The User-Language Paraphrase Challenge



Download 202.53 Kb.
Page1/4
Date27.01.2017
Size202.53 Kb.
#8821
  1   2   3   4
The User-Language Paraphrase Challenge

Philip M. McCarthy* & Danielle S. McNamara**
University of Memphis: Institute for Intelligent Systems

*Department of English

**Department of Psychology

pmccarthy, d.mcnamara [@mail.psyc.memphis.edu]

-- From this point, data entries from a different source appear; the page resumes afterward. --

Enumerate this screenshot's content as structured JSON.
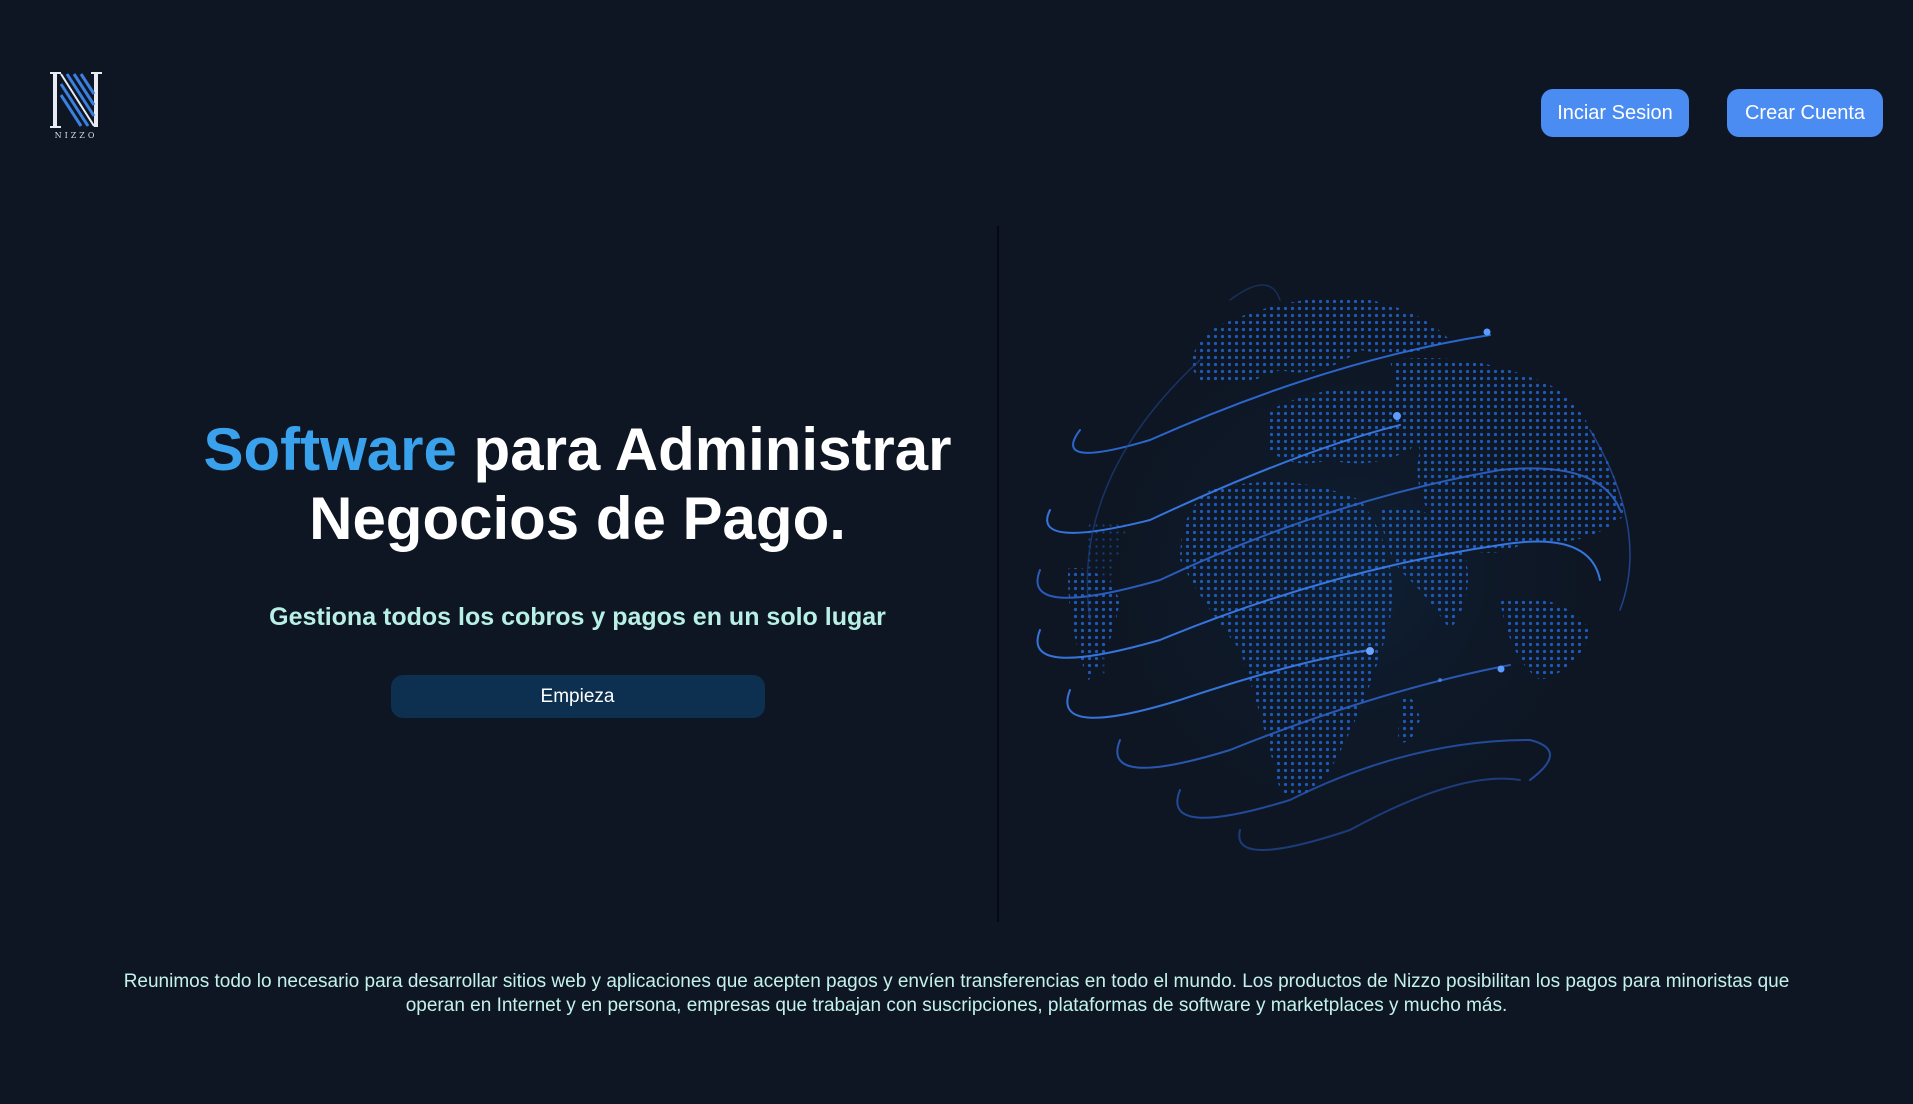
{
  "brand": {
    "logo_text": "NIZZO",
    "accent_color": "#3aa2ec",
    "button_color": "#4a8cf2"
  },
  "nav": {
    "login_label": "Inciar Sesion",
    "signup_label": "Crear Cuenta"
  },
  "hero": {
    "title_highlight": "Software",
    "title_rest": " para Administrar",
    "title_line2": "Negocios de Pago.",
    "subtitle": "Gestiona todos los cobros y pagos en un solo lugar",
    "cta_label": "Empieza",
    "illustration_icon": "globe-icon"
  },
  "description": "Reunimos todo lo necesario para desarrollar sitios web y aplicaciones que acepten pagos y envíen transferencias en todo el mundo. Los productos de Nizzo posibilitan los pagos para minoristas que operan en Internet y en persona, empresas que trabajan con suscripciones, plataformas de software y marketplaces y mucho más."
}
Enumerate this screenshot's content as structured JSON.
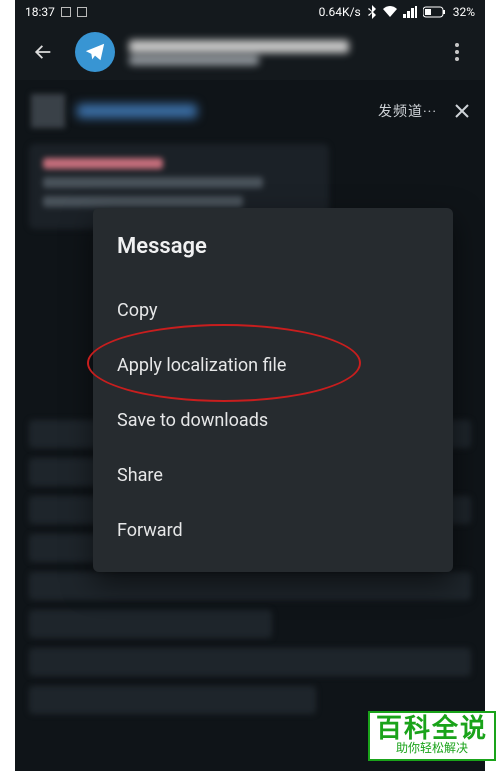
{
  "statusbar": {
    "time": "18:37",
    "netspeed": "0.64K/s",
    "battery": "32%"
  },
  "appbar": {
    "back_label": "Back"
  },
  "pinned": {
    "channel_label": "发频道···"
  },
  "dialog": {
    "title": "Message",
    "items": [
      "Copy",
      "Apply localization file",
      "Save to downloads",
      "Share",
      "Forward"
    ]
  },
  "watermark": {
    "main": "百科全说",
    "sub": "助你轻松解决"
  }
}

Outline of the User-Language Paraphrase Corpus
We are pleased to introduce the User-Language Paraphrase Challenge (http://csep.psyc.memphis.edu/mcnamara/link.htm). We use the term User-Language to refer to the natural language input of users interacting with an intelligent tutoring system (ITS). The primary characteristics of user-language are that the input is short (typically a single sentence) and that it is unedited (e.g., it is replete with typographical errors and lacking in grammaticality). We use the term paraphrase to refer to ITS users’ attempt to restate a given target sentence in their own words such that a produced sentence, or user response, has the same meaning as the target sentence. The corpus in this challenge comprises 1998 target-sentence/student response text-pairs, or protocols. The protocols have been evaluated by extensively trained human raters and unlike established paraphrase corpora that evaluate paraphrases as either true or false, the User-Language Paraphrase Corpus evaluates protocols along 10 dimensions of paraphrase characteristics on a six point scale. Along with the protocols, the database comprising the challenge includes 10 computational indices that have been used to assess these protocols. The challenge we pose for researchers is to describe and assess their own approach (computational or statistical) to evaluating, characterizing, and/or categorizing, any, some, or all of the paraphrase dimensions in this corpus. The purpose of establishing such evaluations of user-language paraphrases is so that ITSs may provide users with accurate assessment and subsequently facilitative feedback, such that the assessment would be comparable to one or more trained human raters. Thus, these evaluations will help to develop the field of natural language assessment and understanding (Rus, McCarthy, McNamara, & Graesser, in press).
The Need for Accurate User-Language Evaluation

Intelligent Tutoring Systems (ITSs) are automated tools that implement systematic techniques for promoting learning (e.g., Aleven & Koedinger, 2002; Gertner & VanLehn, 2000; McNamara, Levinstein, & Boonthum, 2004). A subset of ITSs also incorporate conversational dialogue components that rely on computational linguistic algorithms to interpret and respond to natural language input by the user (see Rus et al., in press [a]). The computational algorithms enable the system to track students’ performance and adaptively respond. As such, the accuracy of the ITS responses to the user critically depends on the system’s interpretation of the user-language (McCarthy et al., 2007; McCarthy et al., 2008; Rus, in press [a]).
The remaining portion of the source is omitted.